What is dipolar charge distribution?

Question

An electric dipole is a system of two opposite point charges when their separation goes to zero and their charge goes to infinity in a way that the product of the charge and the separation remains finite.

1. How can we have a continuous volume charge distribution from such a collection of point charges?

2. In the article 'Electric dipole' at Knowino it is said that

   The charge distribution is written in terms of Dirac delta functions: $$\rho (\mathbf{r})=q_1 \delta (\mathbf{r}-\mathbf{r}_1)+q_2 \delta (\mathbf{r}-\mathbf{r}_2)$$

Here $\mathbf{r}_1$ and $\mathbf{r}_2$ are the position vectors of $q_1$ and $q_2$ and $\mathbf{r}=\mathbf{r}_1-\mathbf{r}_2$. Please explain why do we need Dirac delta in describing dipolar charge distribution?

Answer 1

You don't need Dirac delta functions to describe a dipolar charge distribution. There's a very wide range of charge distributions whose electric fields are exactly dipolar (this Q&A describes one such example) and an even wider class whose electric fields are dominated by a dipolar asymptotic when you're away from the support of the charge distribution (basically: every neutral charge distribution with a nonzero dipole moment).

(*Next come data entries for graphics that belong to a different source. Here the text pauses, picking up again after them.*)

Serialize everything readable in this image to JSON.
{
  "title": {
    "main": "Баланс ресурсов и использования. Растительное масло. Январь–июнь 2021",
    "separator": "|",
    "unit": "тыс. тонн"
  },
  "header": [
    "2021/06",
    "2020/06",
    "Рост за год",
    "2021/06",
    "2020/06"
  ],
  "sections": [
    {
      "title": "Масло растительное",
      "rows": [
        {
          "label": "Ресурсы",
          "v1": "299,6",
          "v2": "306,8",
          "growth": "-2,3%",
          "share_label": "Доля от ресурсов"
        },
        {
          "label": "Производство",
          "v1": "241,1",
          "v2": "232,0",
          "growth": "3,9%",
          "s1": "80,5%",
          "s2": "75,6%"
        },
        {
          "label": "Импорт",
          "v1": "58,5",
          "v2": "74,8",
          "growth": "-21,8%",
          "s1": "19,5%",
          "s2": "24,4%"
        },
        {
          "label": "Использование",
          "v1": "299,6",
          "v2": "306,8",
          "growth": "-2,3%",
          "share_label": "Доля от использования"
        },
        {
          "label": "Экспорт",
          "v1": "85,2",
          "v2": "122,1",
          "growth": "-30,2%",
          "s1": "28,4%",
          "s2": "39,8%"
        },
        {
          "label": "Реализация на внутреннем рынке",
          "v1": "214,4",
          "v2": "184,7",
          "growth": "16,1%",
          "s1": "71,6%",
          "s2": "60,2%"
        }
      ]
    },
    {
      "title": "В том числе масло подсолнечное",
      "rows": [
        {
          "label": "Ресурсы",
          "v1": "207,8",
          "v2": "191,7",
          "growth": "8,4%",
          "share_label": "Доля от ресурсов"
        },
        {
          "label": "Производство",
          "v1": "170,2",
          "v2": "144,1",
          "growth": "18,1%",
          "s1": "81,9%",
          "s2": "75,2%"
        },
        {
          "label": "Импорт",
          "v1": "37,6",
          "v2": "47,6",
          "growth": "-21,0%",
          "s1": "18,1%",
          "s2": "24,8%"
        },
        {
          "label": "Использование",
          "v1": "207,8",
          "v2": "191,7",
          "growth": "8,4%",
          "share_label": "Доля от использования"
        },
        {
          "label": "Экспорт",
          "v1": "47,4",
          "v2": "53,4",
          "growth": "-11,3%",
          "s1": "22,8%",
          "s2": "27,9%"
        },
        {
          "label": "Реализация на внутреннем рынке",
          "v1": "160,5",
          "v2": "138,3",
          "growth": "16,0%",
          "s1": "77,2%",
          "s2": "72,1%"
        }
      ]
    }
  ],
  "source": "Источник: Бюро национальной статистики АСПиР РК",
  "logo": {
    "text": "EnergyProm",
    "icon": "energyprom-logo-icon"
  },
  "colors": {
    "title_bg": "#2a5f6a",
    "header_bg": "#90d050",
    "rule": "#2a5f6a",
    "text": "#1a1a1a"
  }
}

The expression you've asked about is simply the correct encapsulation into a single analytical formula for the charge density $\rho(\mathbf r)$ that corresponds to two point charges $q_1$ and $q_2$ at positions $\mathbf r_1$ and $\mathbf r_2$. This needs to be fairly singular (in technical language, it's a distribution, not a function) because point charges are not strictly describable as (continuous) volumetric charge densities.